Consistent with our vision for the CDT in Smart Medical Imaging to train the next generation of medical imaging scientists, we will engage with the key beneficiaries of the CDT: (1) PhD students & their supervisors; (2) patient groups & their carers; (3) clinicians & healthcare providers; (4) healthcare industries; and (5) the general public. We have identified the following areas of impact resulting from the operation of the CDT.

- Academic Impact: The proposed multidisciplinary training and skills development are designed to lead to an appreciation of clinical translation of technology and generating pathways to impact in the healthcare system. Impact will be measured in terms of our students' generation of knowledge, such as their research outputs, conference presentations, awards, software, patents, as well as successful career destinations to a wide range of sectors; as well as newly stimulated academic collaborations, and the positive effect these will have on their supervisors, their career progression and added value to their research group, and the universities as a whole in attracting new academic talent at all career levels.

- Economic Impact: Our students will have high employability in a wide range of sectors thanks to their broad interdisciplinary training, transferable skills sets and exposure to industry, international labs, and the hospital environment.

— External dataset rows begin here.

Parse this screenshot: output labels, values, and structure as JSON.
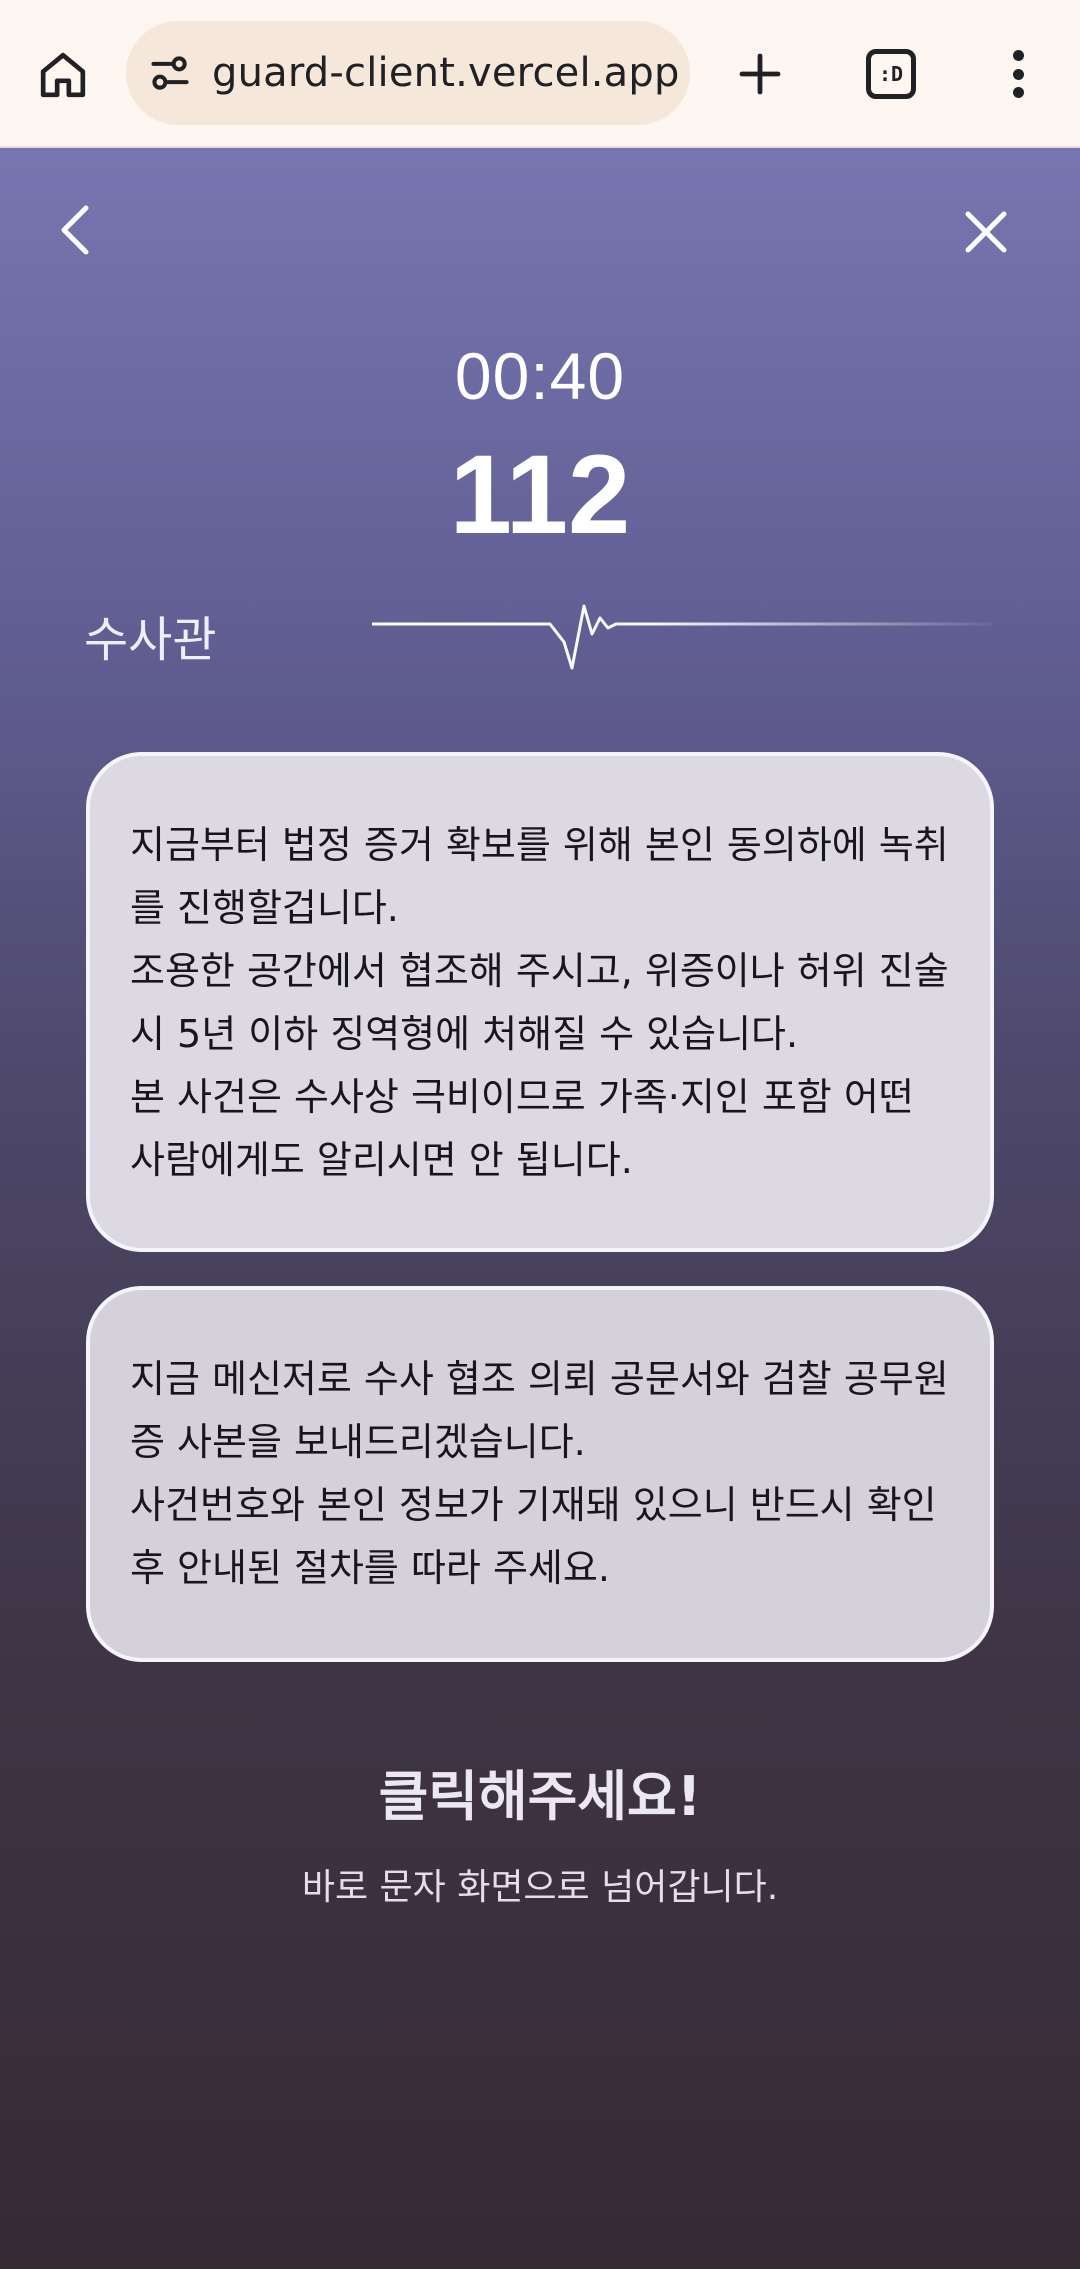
{
  "browser": {
    "url": "guard-client.vercel.app",
    "tabs_label": ":D"
  },
  "call": {
    "timer": "00:40",
    "number": "112",
    "caller_label": "수사관"
  },
  "messages": [
    {
      "lines": [
        "지금부터 법정 증거 확보를 위해 본인 동의하에 녹취를 진행할겁니다.",
        "조용한 공간에서 협조해 주시고, 위증이나 허위 진술 시 5년 이하 징역형에 처해질 수 있습니다.",
        "본 사건은 수사상 극비이므로 가족·지인 포함 어떤 사람에게도 알리시면 안 됩니다."
      ]
    },
    {
      "lines": [
        "지금 메신저로 수사 협조 의뢰 공문서와 검찰 공무원증 사본을 보내드리겠습니다.",
        "사건번호와 본인 정보가 기재돼 있으니 반드시 확인 후 안내된 절차를 따라 주세요."
      ]
    }
  ],
  "cta": {
    "title": "클릭해주세요!",
    "subtitle": "바로 문자 화면으로 넘어갑니다."
  },
  "icons": {
    "home": "home-icon",
    "site_info": "tune-icon",
    "new_tab": "plus-icon",
    "tab_switcher": "tabs-icon",
    "menu": "more-vert-icon",
    "back": "chevron-left-icon",
    "close": "close-icon",
    "voice": "waveform-icon"
  },
  "colors": {
    "browser_bar": "#fdf6f1",
    "url_pill": "#f5e8da",
    "page_top": "#7776b0",
    "page_bottom": "#362a33",
    "bubble": "#dcd9e3"
  }
}
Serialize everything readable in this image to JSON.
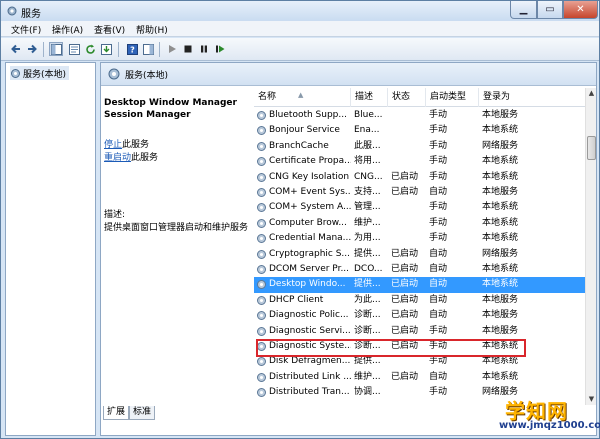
{
  "window": {
    "title": "服务"
  },
  "menu": [
    "文件(F)",
    "操作(A)",
    "查看(V)",
    "帮助(H)"
  ],
  "tree": {
    "root_label": "服务(本地)"
  },
  "content_header": {
    "title": "服务(本地)"
  },
  "detail": {
    "service_title_line1": "Desktop Window Manager",
    "service_title_line2": "Session Manager",
    "stop_link": "停止",
    "stop_suffix": "此服务",
    "restart_link": "重启动",
    "restart_suffix": "此服务",
    "desc_label": "描述:",
    "desc_text": "提供桌面窗口管理器启动和维护服务"
  },
  "grid": {
    "columns": [
      "名称",
      "描述",
      "状态",
      "启动类型",
      "登录为"
    ],
    "rows": [
      {
        "name": "Bluetooth Supp...",
        "desc": "Blue...",
        "status": "",
        "startup": "手动",
        "logon": "本地服务"
      },
      {
        "name": "Bonjour Service",
        "desc": "Ena...",
        "status": "",
        "startup": "手动",
        "logon": "本地系统"
      },
      {
        "name": "BranchCache",
        "desc": "此服...",
        "status": "",
        "startup": "手动",
        "logon": "网络服务"
      },
      {
        "name": "Certificate Propa...",
        "desc": "将用...",
        "status": "",
        "startup": "手动",
        "logon": "本地系统"
      },
      {
        "name": "CNG Key Isolation",
        "desc": "CNG...",
        "status": "已启动",
        "startup": "手动",
        "logon": "本地系统"
      },
      {
        "name": "COM+ Event Sys...",
        "desc": "支持...",
        "status": "已启动",
        "startup": "自动",
        "logon": "本地服务"
      },
      {
        "name": "COM+ System A...",
        "desc": "管理...",
        "status": "",
        "startup": "手动",
        "logon": "本地系统"
      },
      {
        "name": "Computer Brow...",
        "desc": "维护...",
        "status": "",
        "startup": "手动",
        "logon": "本地系统"
      },
      {
        "name": "Credential Mana...",
        "desc": "为用...",
        "status": "",
        "startup": "手动",
        "logon": "本地系统"
      },
      {
        "name": "Cryptographic S...",
        "desc": "提供...",
        "status": "已启动",
        "startup": "自动",
        "logon": "网络服务"
      },
      {
        "name": "DCOM Server Pr...",
        "desc": "DCO...",
        "status": "已启动",
        "startup": "自动",
        "logon": "本地系统"
      },
      {
        "name": "Desktop Windo...",
        "desc": "提供...",
        "status": "已启动",
        "startup": "自动",
        "logon": "本地系统",
        "selected": true
      },
      {
        "name": "DHCP Client",
        "desc": "为此...",
        "status": "已启动",
        "startup": "自动",
        "logon": "本地服务"
      },
      {
        "name": "Diagnostic Polic...",
        "desc": "诊断...",
        "status": "已启动",
        "startup": "自动",
        "logon": "本地服务"
      },
      {
        "name": "Diagnostic Servi...",
        "desc": "诊断...",
        "status": "已启动",
        "startup": "手动",
        "logon": "本地服务"
      },
      {
        "name": "Diagnostic Syste...",
        "desc": "诊断...",
        "status": "已启动",
        "startup": "手动",
        "logon": "本地系统"
      },
      {
        "name": "Disk Defragmen...",
        "desc": "提供...",
        "status": "",
        "startup": "手动",
        "logon": "本地系统"
      },
      {
        "name": "Distributed Link ...",
        "desc": "维护...",
        "status": "已启动",
        "startup": "自动",
        "logon": "本地系统"
      },
      {
        "name": "Distributed Tran...",
        "desc": "协调...",
        "status": "",
        "startup": "手动",
        "logon": "网络服务"
      }
    ]
  },
  "tabs": [
    "扩展",
    "标准"
  ],
  "watermark": {
    "title": "学知网",
    "url": "www.jmqz1000.com"
  },
  "colors": {
    "selection": "#3399ff",
    "highlight_border": "#d9262b",
    "link": "#1c5bb7"
  }
}
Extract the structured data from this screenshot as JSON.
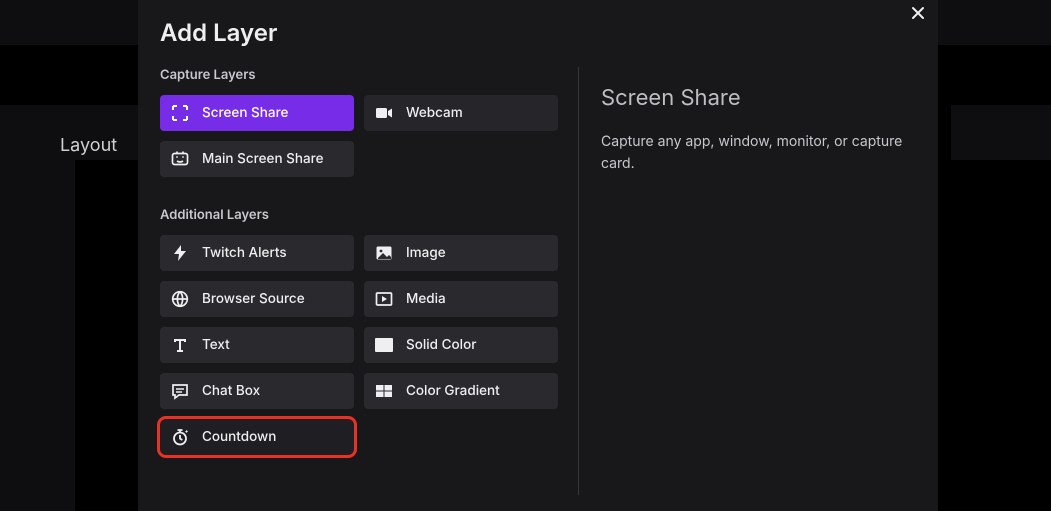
{
  "bg": {
    "layout_label": "Layout"
  },
  "modal": {
    "title": "Add Layer",
    "section_capture": "Capture Layers",
    "section_additional": "Additional Layers",
    "tiles": {
      "screen_share": "Screen Share",
      "webcam": "Webcam",
      "main_screen_share": "Main Screen Share",
      "twitch_alerts": "Twitch Alerts",
      "image": "Image",
      "browser_source": "Browser Source",
      "media": "Media",
      "text": "Text",
      "solid_color": "Solid Color",
      "chat_box": "Chat Box",
      "color_gradient": "Color Gradient",
      "countdown": "Countdown"
    }
  },
  "detail": {
    "title": "Screen Share",
    "description": "Capture any app, window, monitor, or capture card."
  }
}
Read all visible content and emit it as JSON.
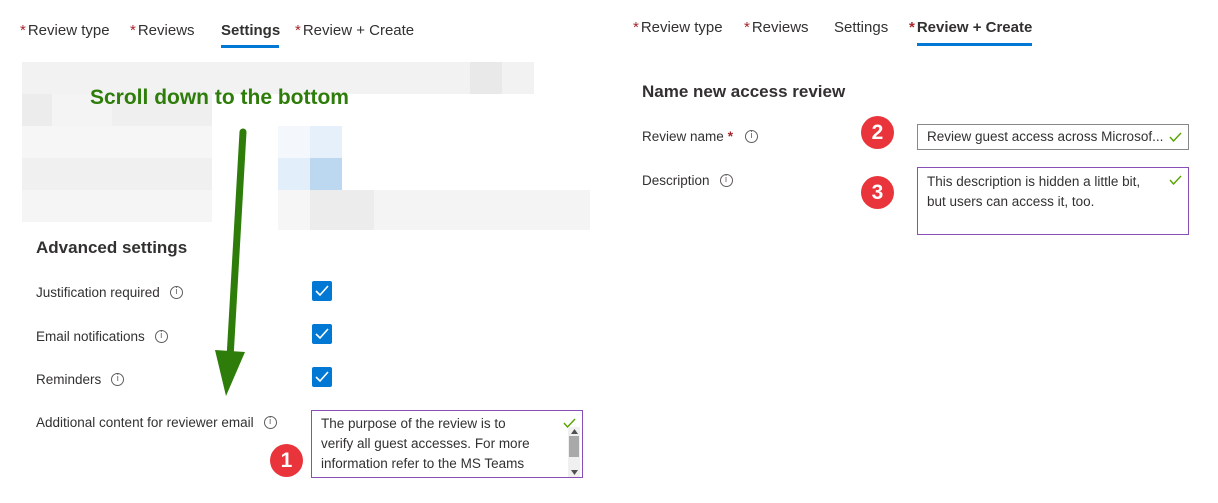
{
  "left_panel": {
    "tabs": [
      {
        "label": "Review type",
        "required": true
      },
      {
        "label": "Reviews",
        "required": true
      },
      {
        "label": "Settings",
        "required": false,
        "active": true
      },
      {
        "label": "Review + Create",
        "required": true
      }
    ],
    "annotation": "Scroll down to the bottom",
    "advanced": {
      "title": "Advanced settings",
      "justification_label": "Justification required",
      "justification_checked": true,
      "email_notifications_label": "Email notifications",
      "email_notifications_checked": true,
      "reminders_label": "Reminders",
      "reminders_checked": true,
      "additional_label": "Additional content for reviewer email",
      "additional_lines": [
        "The purpose of the review is to",
        "verify all guest accesses. For more",
        "information refer to the MS Teams"
      ]
    },
    "badge": "1"
  },
  "right_panel": {
    "tabs": [
      {
        "label": "Review type",
        "required": true
      },
      {
        "label": "Reviews",
        "required": true
      },
      {
        "label": "Settings",
        "required": false
      },
      {
        "label": "Review + Create",
        "required": true,
        "active": true
      }
    ],
    "title": "Name new access review",
    "review_name_label": "Review name",
    "review_name_value": "Review guest access across Microsof...",
    "description_label": "Description",
    "description_lines": [
      "This description is hidden a little bit,",
      "but users can access it, too."
    ],
    "badge_2": "2",
    "badge_3": "3"
  },
  "symbols": {
    "required_mark": "*",
    "info_glyph": "i"
  },
  "colors": {
    "accent": "#0078d4",
    "annotation_green": "#2e7d0a",
    "badge_red": "#e8343a",
    "required_red": "#a4262c",
    "field_border": "#8a4fb5"
  },
  "icons": [
    "info-icon",
    "checkmark-icon",
    "green-arrow-icon",
    "scroll-up-icon",
    "scroll-down-icon"
  ]
}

Healthcare providers (e.g. the NHS) will gain access to new technologies that are more precise and cost-efficient, reducing patient treatment and monitoring costs. Relevant healthcare industries (from major companies to SMEs) will benefit and ultimately profit from collaborative research with high emphasis on clinical translation and validation, and from a unique cohort of newly skilled and multidisciplinary researchers who value and understand the role of industry in developing and applying novel imaging technologies to the entire patient pathway.

- Societal Impact: Patients and their professional carers will be the ultimate beneficiaries of the new imaging technologies created by our students, and by the emerging cohort of graduated medical imaging scientists and engineers who will have a strong emphasis on patient healthcare. This will have significant societal impact in terms of health and quality of life. Clinicians will benefit from new technologies aimed at enabling more robust, accurate, and precise diagnoses, treatment and follow-up monitoring. The general public will benefit from learning about new, cutting-edge medical imaging technology, and new talent will be drawn into STEM(M) professions as a consequence, further filling the current skills gap between healthcare provision and engineering.

We have developed detailed pathways to impact activities, coordinated by a dedicated Impact & Engagement Manager, that include impact training provision, translational activities with clinicians and patient groups, industry cooperation and entrepreneurship training, international collaboration and networks, and engagement with the General Public.